Follow the steps—and pay attention to key factors. If you research the topic, you’ll find that there are varying pour over methods, but the two most important factors, according to Rice, are the bloom and achieving complete saturation. The bloom occurs when the initial dose of water hits the grounds in the first 30 seconds and the coffee opens up and starts to breathe, or degas. In terms of saturation, Rice notes that you don’t want the coffee bed to dry out during the brewing process, so keeping an eye on how the water is filtering through is key. Ideally, your brewing time will take between three to four minutes. If it’s taking longer, you will need a coarser grind, and inversely, if it’s too fast, adjust to a finer grind. Now that you know the basics, you’re ready to follow the instructions outline below:

  •  Step 1. Bring water to a boil.
  •  Step 2. Grind coffee. Rice prefers a 1:15 or 1:17 coffee-to-water ratio, or roughly 23 grams of coffee to 350 grams of water.
  •  Step 3. Place filter in your brewer and pre-wet it with hot water, discarding the water before proceeding with brewing.
  •  Step 4. Add grounds to the brewer and gently tap to level out. Place the brewer on a cup or carafe and place onto your digital scale and zero it out.
  •  Step 5. Bloom your grounds by pouring roughly 60 grams of water over the grounds in a circular motion, being sure to saturate all of the grounds. This will take about 15 seconds of pouring and 30 seconds to settle.

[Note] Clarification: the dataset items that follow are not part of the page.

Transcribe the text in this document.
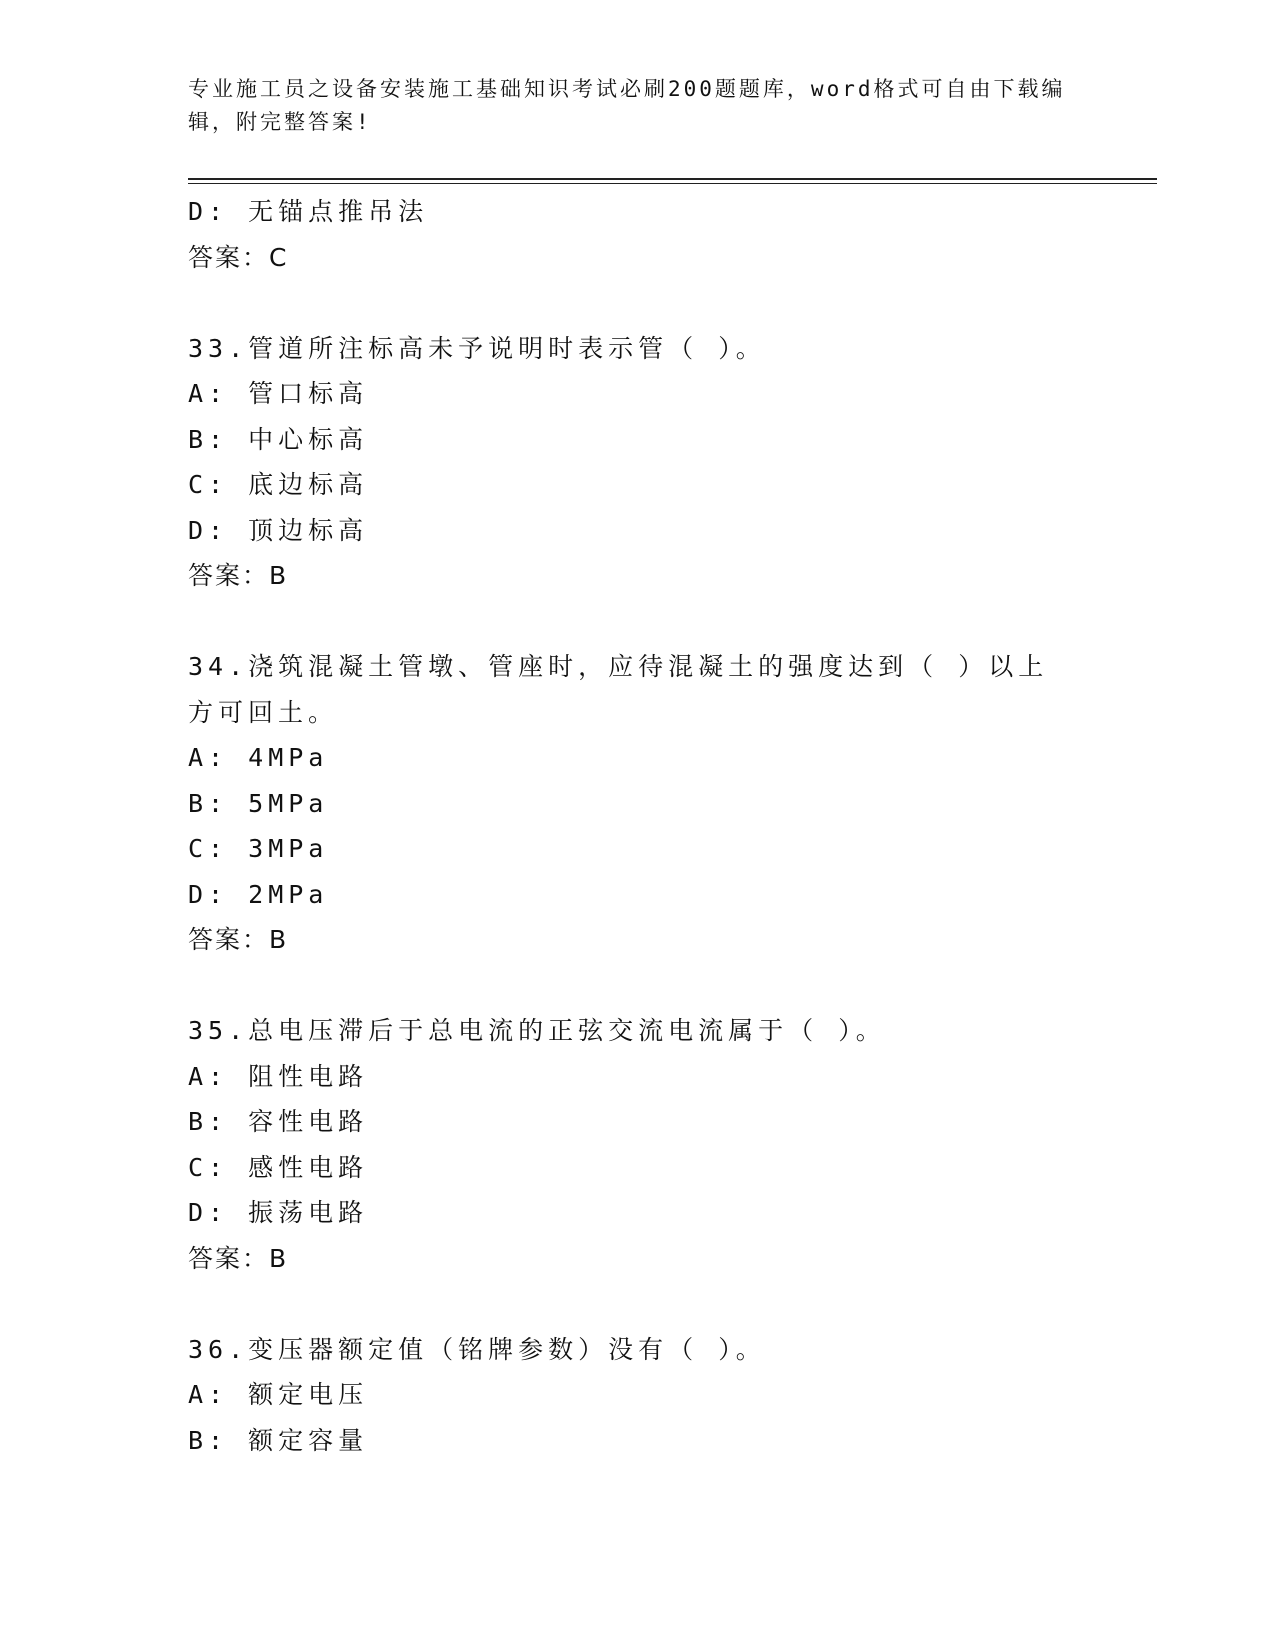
专业施工员之设备安装施工基础知识考试必刷200题题库，word格式可自由下载编辑，附完整答案!
D: 无锚点推吊法
答案：C
33.管道所注标高未予说明时表示管（ ）。
A: 管口标高
B: 中心标高
C: 底边标高
D: 顶边标高
答案：B
34.浇筑混凝土管墩、管座时，应待混凝土的强度达到（ ）以上方可回土。
A: 4MPa
B: 5MPa
C: 3MPa
D: 2MPa
答案：B
35.总电压滞后于总电流的正弦交流电流属于（ ）。
A: 阻性电路
B: 容性电路
C: 感性电路
D: 振荡电路
答案：B
36.变压器额定值（铭牌参数）没有（ ）。
A: 额定电压
B: 额定容量
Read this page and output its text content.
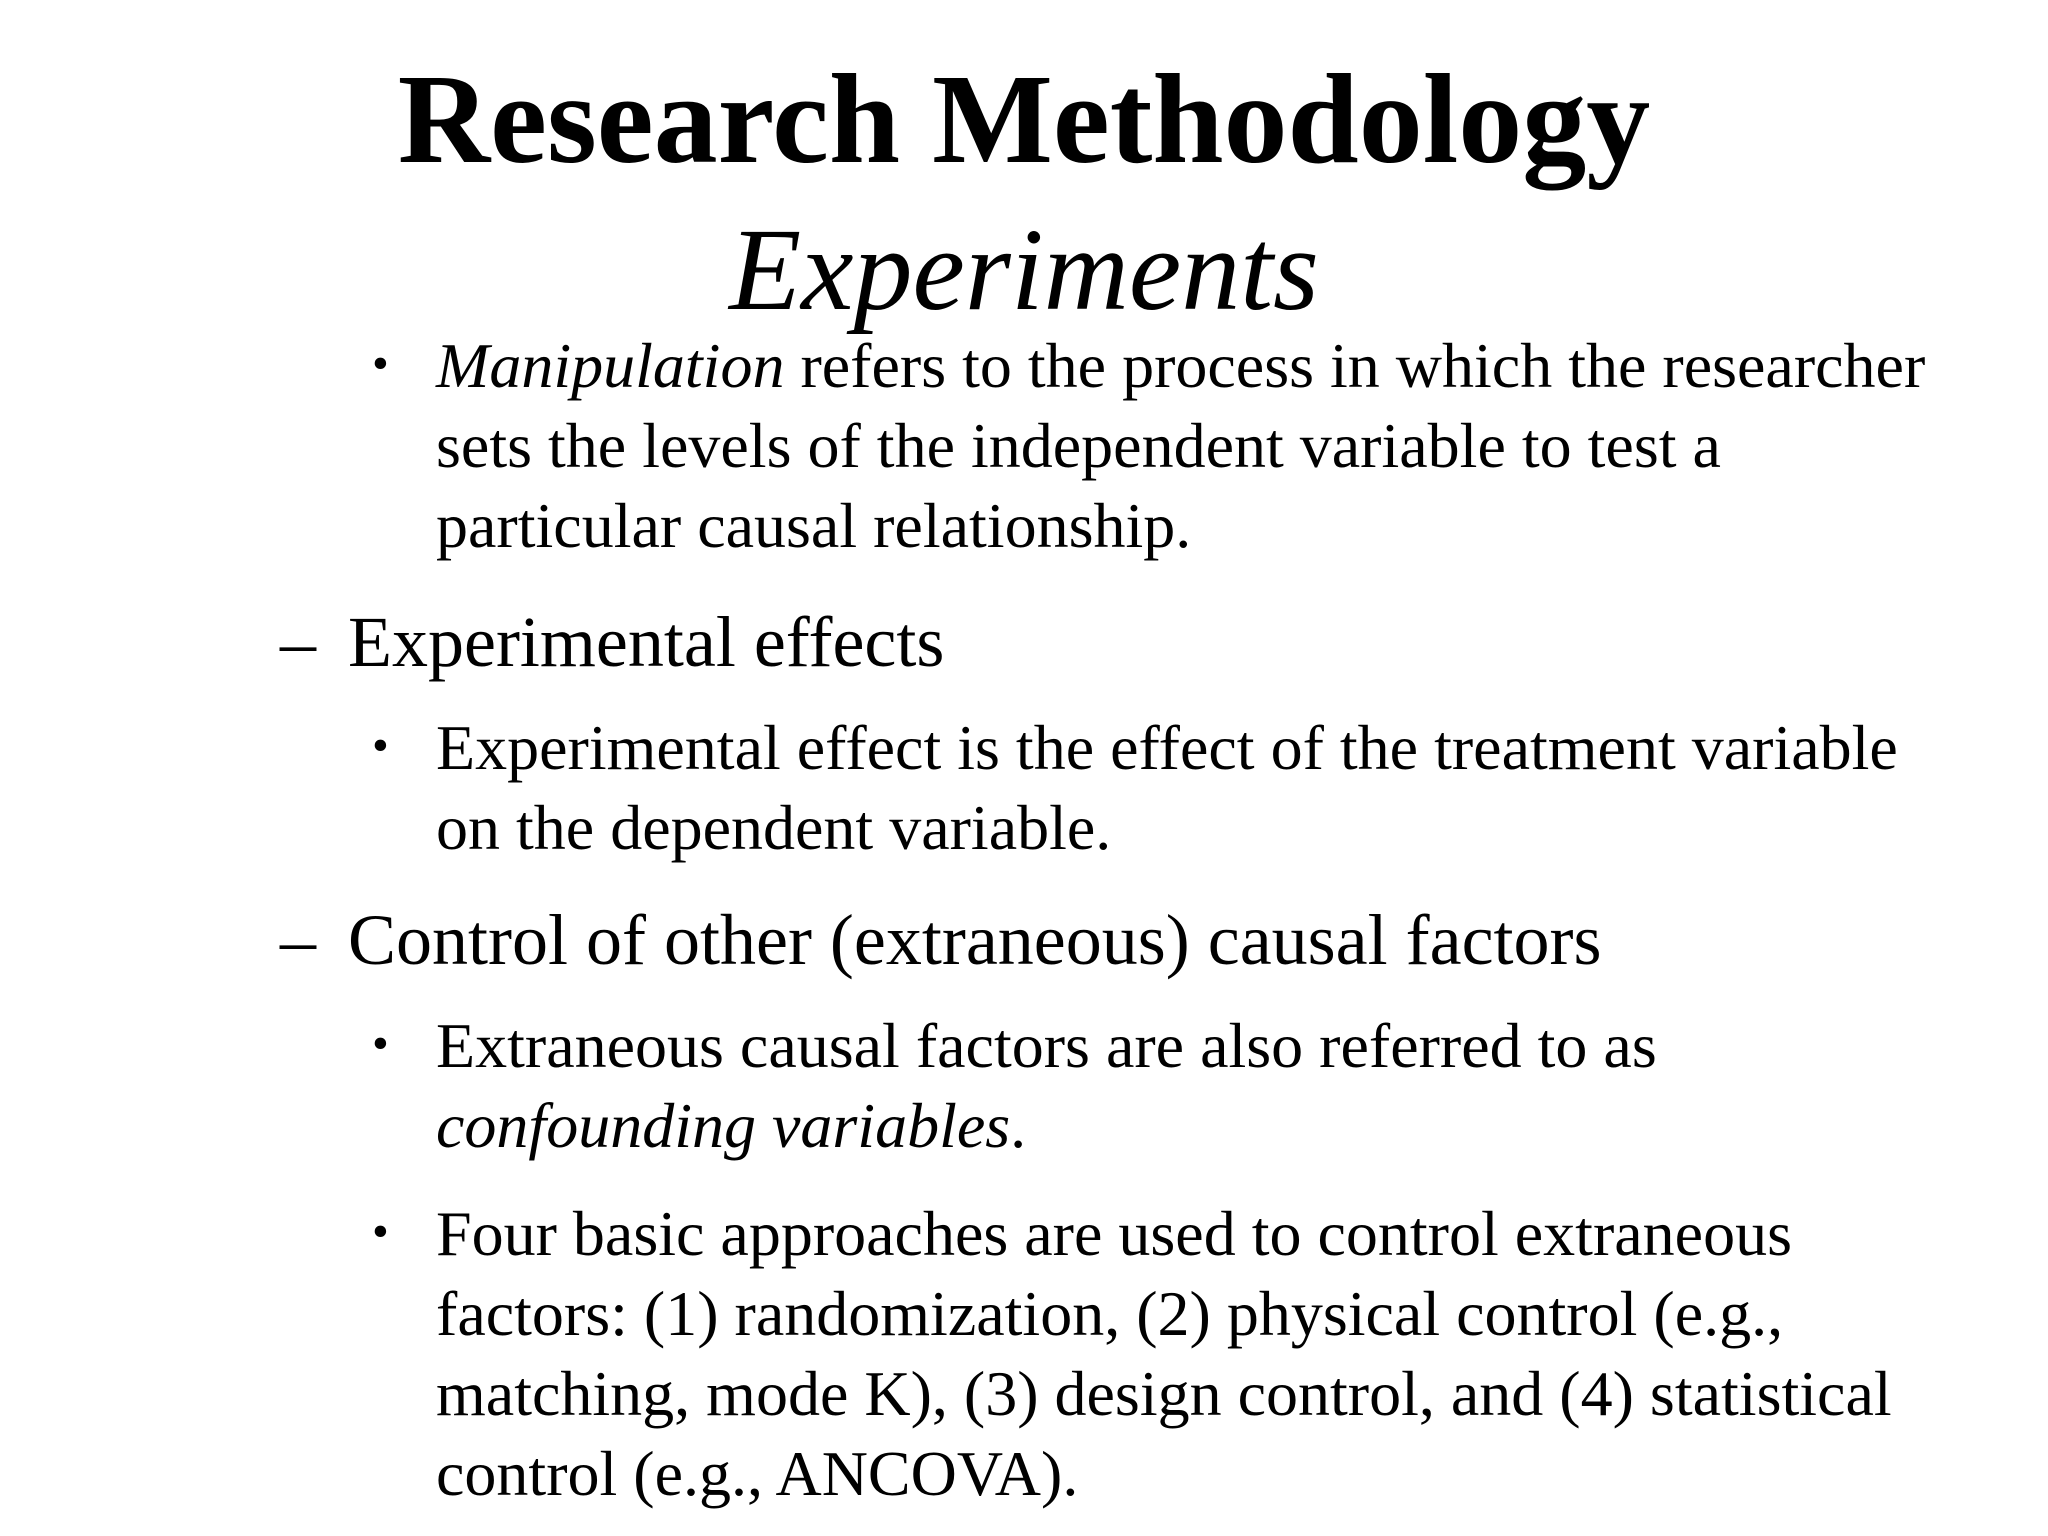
Research Methodology
Experiments
• Manipulation refers to the process in which the researcher sets the levels of the independent variable to test a particular causal relationship.
– Experimental effects
• Experimental effect is the effect of the treatment variable on the dependent variable.
– Control of other (extraneous) causal factors
• Extraneous causal factors are also referred to as confounding variables.
• Four basic approaches are used to control extraneous factors: (1) randomization, (2) physical control (e.g., matching, mode K), (3) design control, and (4) statistical control (e.g., ANCOVA).
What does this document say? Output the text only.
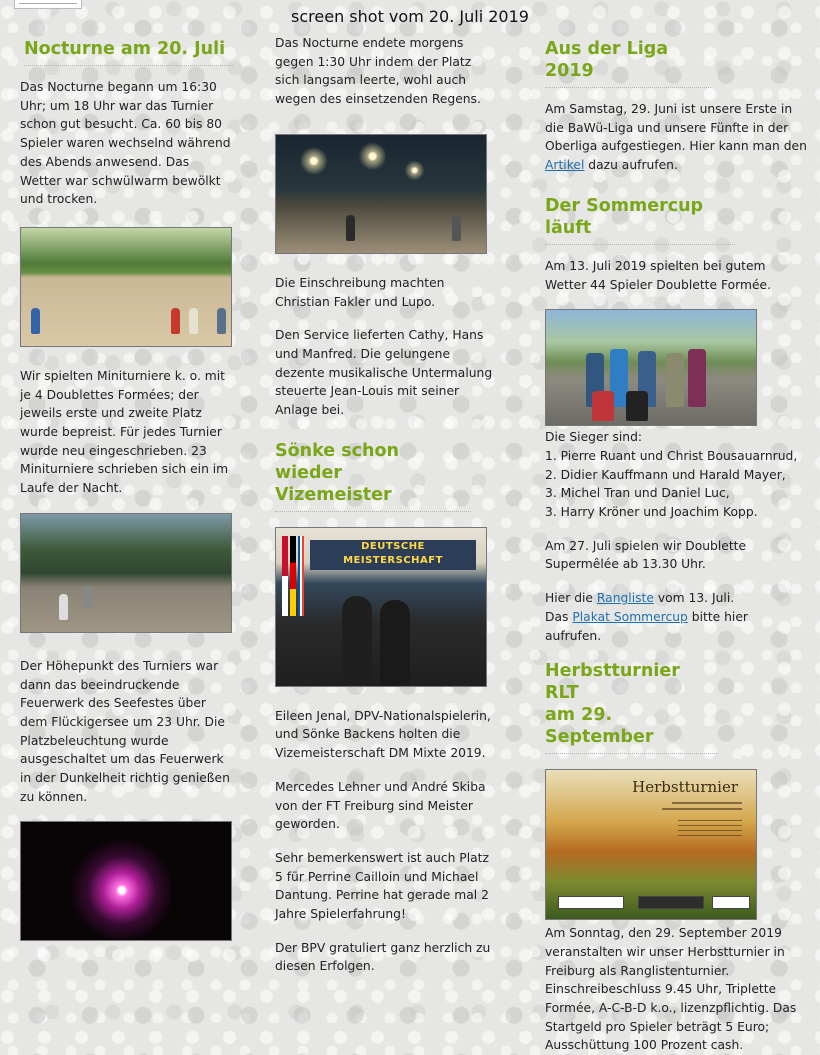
screen shot vom 20. Juli 2019
Nocturne am 20. Juli

Das Nocturne begann um 16:30 Uhr; um 18 Uhr war das Turnier schon gut besucht. Ca. 60 bis 80 Spieler waren wechselnd während des Abends anwesend. Das Wetter war schwülwarm bewölkt und trocken.

Wir spielten Miniturniere k. o. mit je 4 Doublettes Formées; der jeweils erste und zweite Platz wurde bepreist. Für jedes Turnier wurde neu eingeschrieben. 23 Miniturniere schrieben sich ein im Laufe der Nacht.

Der Höhepunkt des Turniers war dann das beeindruckende Feuerwerk des Seefestes über dem Flückigersee um 23 Uhr. Die Platzbeleuchtung wurde ausgeschaltet um das Feuerwerk in der Dunkelheit richtig genießen zu können.

Das Nocturne endete morgens gegen 1:30 Uhr indem der Platz sich langsam leerte, wohl auch wegen des einsetzenden Regens.

Die Einschreibung machten Christian Fakler und Lupo.

Den Service lieferten Cathy, Hans und Manfred. Die gelungene dezente musikalische Untermalung steuerte Jean-Louis mit seiner Anlage bei.

Sönke schon wieder
Vizemeister
DEUTSCHE MEISTERSCHAFT

Eileen Jenal, DPV-Nationalspielerin, und Sönke Backens holten die Vizemeisterschaft DM Mixte 2019.

Mercedes Lehner und André Skiba von der FT Freiburg sind Meister geworden.

Sehr bemerkenswert ist auch Platz 5 für Perrine Cailloin und Michael Dantung. Perrine hat gerade mal 2 Jahre Spielerfahrung!

Der BPV gratuliert ganz herzlich zu diesen Erfolgen.

Aus der Liga 2019

Am Samstag, 29. Juni ist unsere Erste in die BaWü-Liga und unsere Fünfte in der Oberliga aufgestiegen. Hier kann man den Artikel dazu aufrufen.

Der Sommercup läuft

Am 13. Juli 2019 spielten bei gutem Wetter 44 Spieler Doublette Formée.

Die Sieger sind:

1. Pierre Ruant und Christ Bousauarnrud,

2. Didier Kauffmann und Harald Mayer,

3. Michel Tran und Daniel Luc,

3. Harry Kröner und Joachim Kopp.

Am 27. Juli spielen wir Doublette Supermêlée ab 13.30 Uhr.

Hier die Rangliste vom 13. Juli.

Das Plakat Sommercup bitte hier aufrufen.

Herbstturnier RLT
am 29. September
Herbstturnier

Am Sonntag, den 29. September 2019 veranstalten wir unser Herbstturnier in Freiburg als Ranglistenturnier. Einschreibeschluss 9.45 Uhr, Triplette Formée, A-C-B-D k.o., lizenzpflichtig. Das Startgeld pro Spieler beträgt 5 Euro; Ausschüttung 100 Prozent cash.
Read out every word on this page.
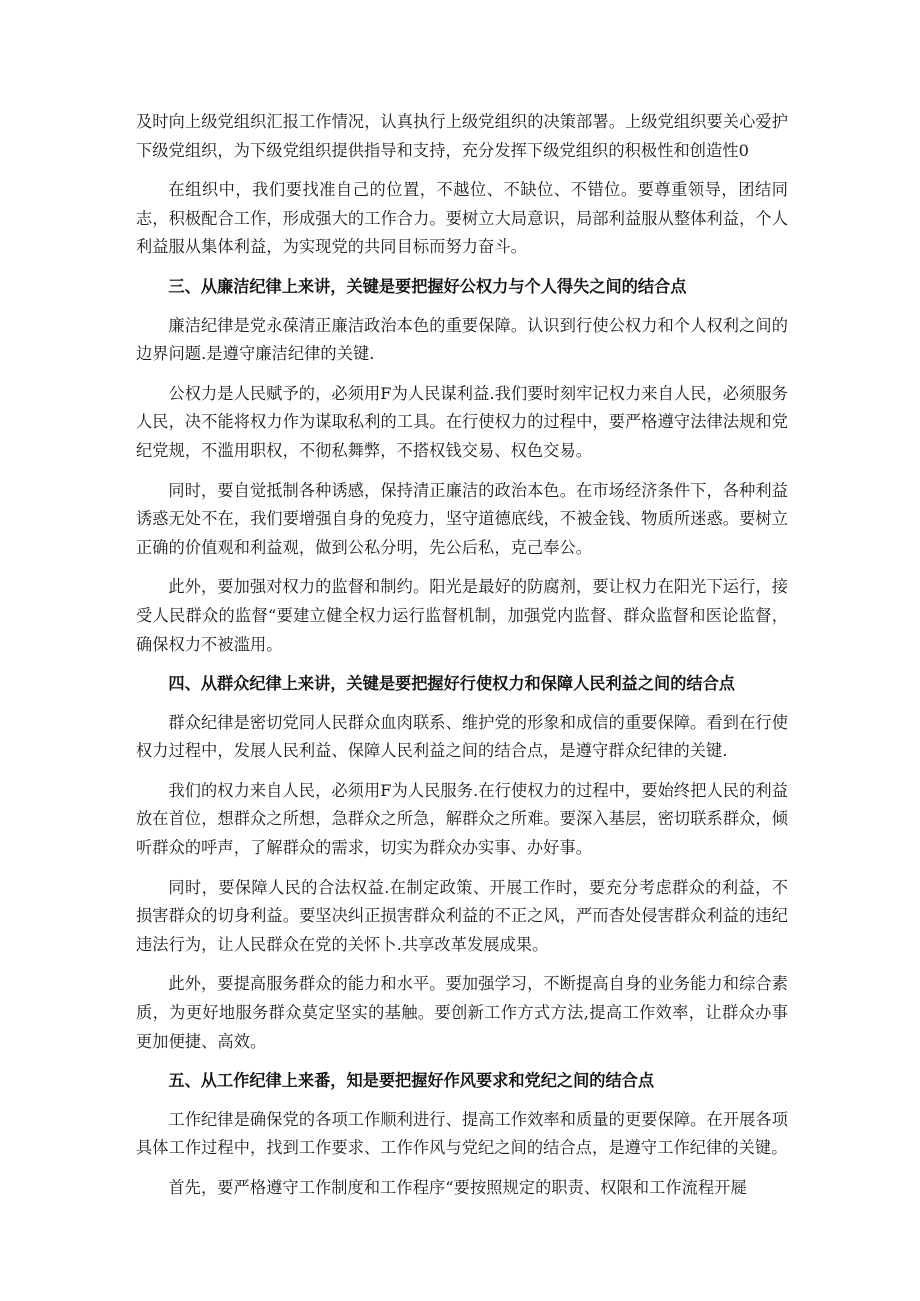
及时向上级党组织汇报工作情况，认真执行上级党组织的决策部署。上级党组织要关心爱护下级党组织，为下级党组织提供指导和支持，充分发挥下级党组织的积极性和创造性0

在组织中，我们要找准自己的位置，不越位、不缺位、不错位。要尊重领导，团结同志，积极配合工作，形成强大的工作合力。要树立大局意识，局部利益服从整体利益，个人利益服从集体利益，为实现党的共同目标而努力奋斗。

三、从廉洁纪律上来讲，关键是要把握好公权力与个人得失之间的结合点

廉洁纪律是党永葆清正廉洁政治本色的重要保障。认识到行使公权力和个人权利之间的边界问题.是遵守廉洁纪律的关键.

公权力是人民赋予的，必须用F为人民谋利益.我们要时刻牢记权力来自人民，必须服务人民，决不能将权力作为谋取私利的工具。在行使权力的过程中，要严格遵守法律法规和党纪党规，不滥用职权，不彻私舞弊，不搭权钱交易、权色交易。

同时，要自觉抵制各种诱感，保持清正廉洁的政治本色。在市场经济条件下，各种利益诱惑无处不在，我们要增强自身的免疫力，坚守道德底线，不被金钱、物质所迷惑。要树立正确的价值观和利益观，做到公私分明，先公后私，克己奉公。

此外，要加强对权力的监督和制约。阳光是最好的防腐剂，要让权力在阳光下运行，接受人民群众的监督“要建立健全权力运行监督机制，加强党内监督、群众监督和医论监督，确保权力不被滥用。

四、从群众纪律上来讲，关键是要把握好行使权力和保障人民利益之间的结合点

群众纪律是密切党同人民群众血肉联系、维护党的形象和成信的重要保障。看到在行使权力过程中，发展人民利益、保障人民利益之间的结合点，是遵守群众纪律的关键.

我们的权力来自人民，必须用F为人民服务.在行使权力的过程中，要始终把人民的利益放在首位，想群众之所想，急群众之所急，解群众之所难。要深入基层，密切联系群众，倾听群众的呼声，了解群众的需求，切实为群众办实事、办好事。

同时，要保障人民的合法权益.在制定政策、开展工作时，要充分考虑群众的利益，不损害群众的切身利益。要坚决纠正损害群众利益的不正之风，严而杳处侵害群众利益的违纪违法行为，让人民群众在党的关怀卜.共享改革发展成果。

此外，要提高服务群众的能力和水平。要加强学习，不断提高自身的业务能力和综合素质，为更好地服务群众莫定坚实的基触。要创新工作方式方法,提高工作效率，让群众办事更加便捷、高效。

五、从工作纪律上来番，知是要把握好作风要求和党纪之间的结合点

工作纪律是确保党的各项工作顺利进行、提高工作效率和质量的更要保障。在开展各项具体工作过程中，找到工作要求、工作作风与党纪之间的结合点，是遵守工作纪律的关键。

首先，要严格遵守工作制度和工作程序“要按照规定的职责、权限和工作流程开屣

  •  Step 6. During this final step of the process, you will pour 300 grams of water over the grounds to get your final cup, in three different pours of roughly 100 grams each. Rice reiterates the most important part of this step is not allowing grounds to dry out, and maintaining consistent saturation. This is best done by pouring in a circular motion from the center out and reversing, wiggling back into the center.

TSG Tip 352 from Michael Rice, owner and operator of Mad Priest Coffee in Chattanooga, Tennessee. Mad Priest Coffee is featured in The Scout Guide Chattanooga.